# Ops / runbooks

## Deep dives

- [Deployment](deployment/README.md)
- [Production](production/README.md)
- [Troubleshooting](troubleshooting/README.md)

This page is the operator/SRE entry point. It intentionally links to existing deeper docs to minimize churn.

## “First 30 minutes” incident checklist

1. **Confirm user impact + scope**
   - What is broken: UI, API, auth, or gateway integration?
   - Is it all users or a subset?

2. **Check service health**
   - Backend: `/healthz` and `/readyz`
   - Frontend: can it load? does it reach the API?

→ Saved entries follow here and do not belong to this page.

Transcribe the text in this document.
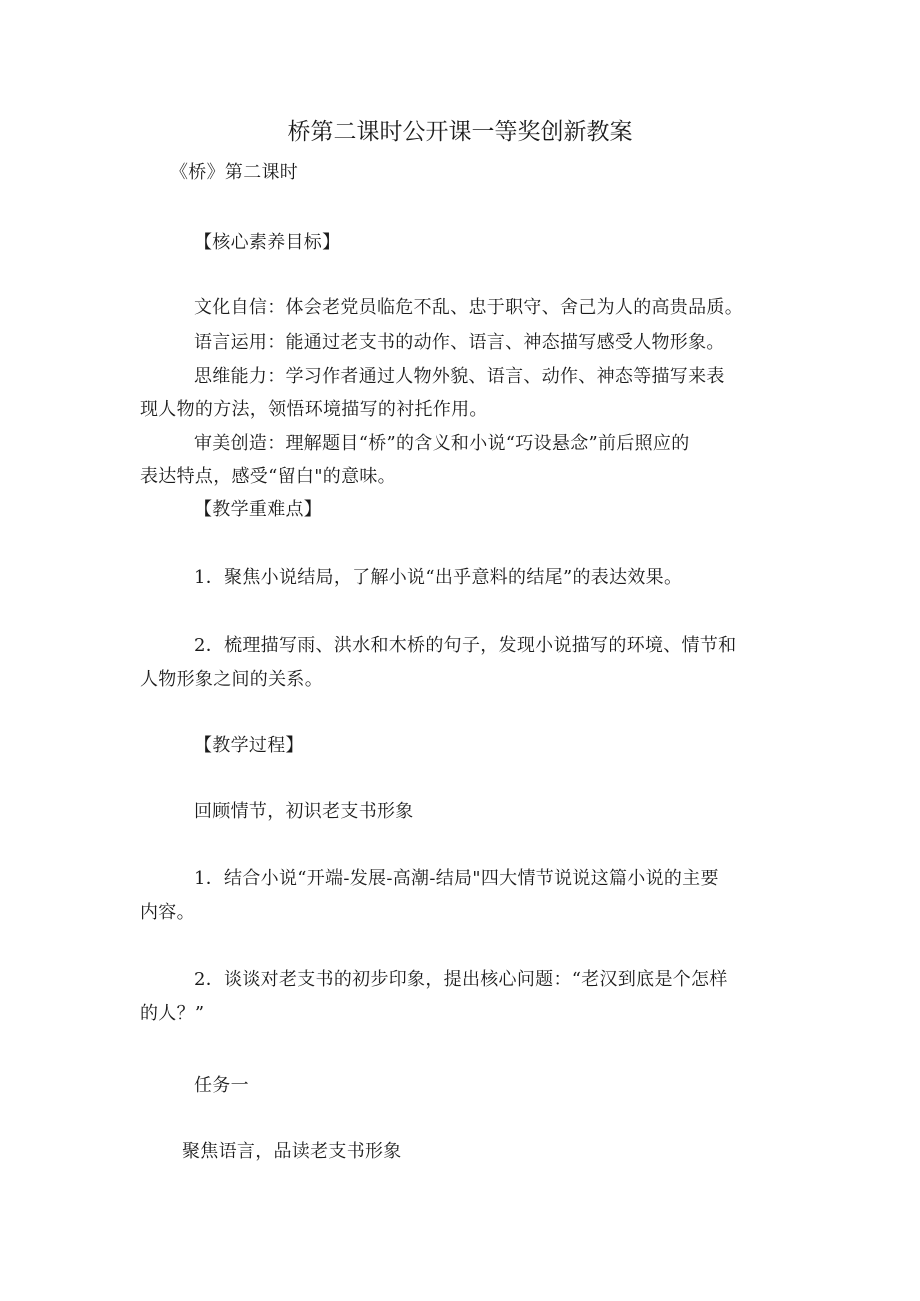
桥第二课时公开课一等奖创新教案
《桥》第二课时
【核心素养目标】
文化自信：体会老党员临危不乱、忠于职守、舍己为人的高贵品质。
语言运用：能通过老支书的动作、语言、神态描写感受人物形象。
思维能力：学习作者通过人物外貌、语言、动作、神态等描写来表
现人物的方法，领悟环境描写的衬托作用。
审美创造：理解题目“桥”的含义和小说“巧设悬念”前后照应的
表达特点，感受“留白"的意味。
【教学重难点】
1．聚焦小说结局，了解小说“出乎意料的结尾”的表达效果。
2．梳理描写雨、洪水和木桥的句子，发现小说描写的环境、情节和
人物形象之间的关系。
【教学过程】
回顾情节，初识老支书形象
1．结合小说“开端-发展-高潮-结局"四大情节说说这篇小说的主要
内容。
2．谈谈对老支书的初步印象，提出核心问题：“老汉到底是个怎样
的人？”
任务一
聚焦语言，品读老支书形象
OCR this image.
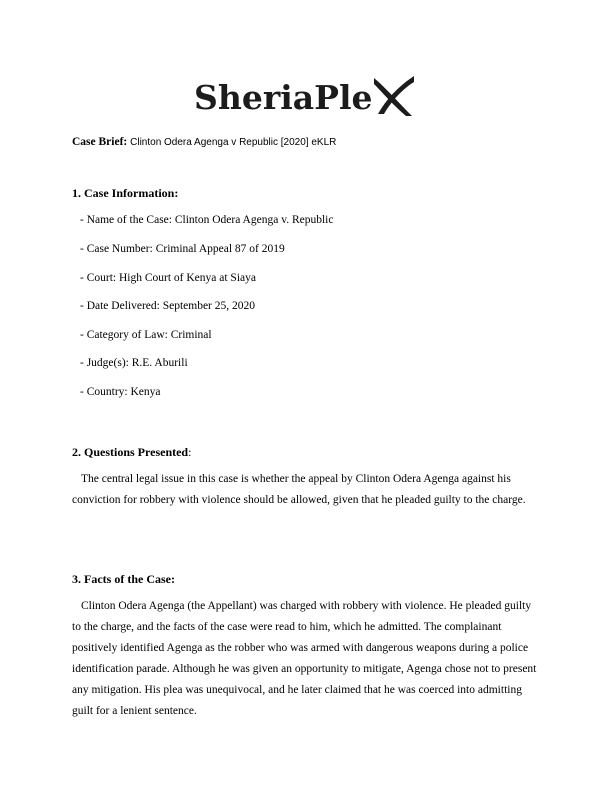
SheriaPle
Case Brief: Clinton Odera Agenga v Republic [2020] eKLR
1. Case Information:
- Name of the Case: Clinton Odera Agenga v. Republic
- Case Number: Criminal Appeal 87 of 2019
- Court: High Court of Kenya at Siaya
- Date Delivered: September 25, 2020
- Category of Law: Criminal
- Judge(s): R.E. Aburili
- Country: Kenya
2. Questions Presented:
The central legal issue in this case is whether the appeal by Clinton Odera Agenga against his conviction for robbery with violence should be allowed, given that he pleaded guilty to the charge.
3. Facts of the Case:
Clinton Odera Agenga (the Appellant) was charged with robbery with violence. He pleaded guilty to the charge, and the facts of the case were read to him, which he admitted. The complainant positively identified Agenga as the robber who was armed with dangerous weapons during a police identification parade. Although he was given an opportunity to mitigate, Agenga chose not to present any mitigation. His plea was unequivocal, and he later claimed that he was coerced into admitting guilt for a lenient sentence.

3. **Check auth (Clerk) configuration**
   - Frontend: is Clerk enabled unexpectedly? (publishable key set)
   - Backend: is `CLERK_JWKS_URL` configured correctly?

4. **Check DB connectivity**
   - Can backend connect to Postgres (`DATABASE_URL`)?

5. **Check logs**
   - Backend logs for 5xx spikes or auth failures.
   - Frontend logs for proxy/API URL misconfig.

6. **Stabilize**
   - Roll back the last change if available.
   - Temporarily disable optional integrations (gateway) to isolate.

## Backups / restore (placeholder)
- Define backup cadence and restore steps once production deployment is finalized.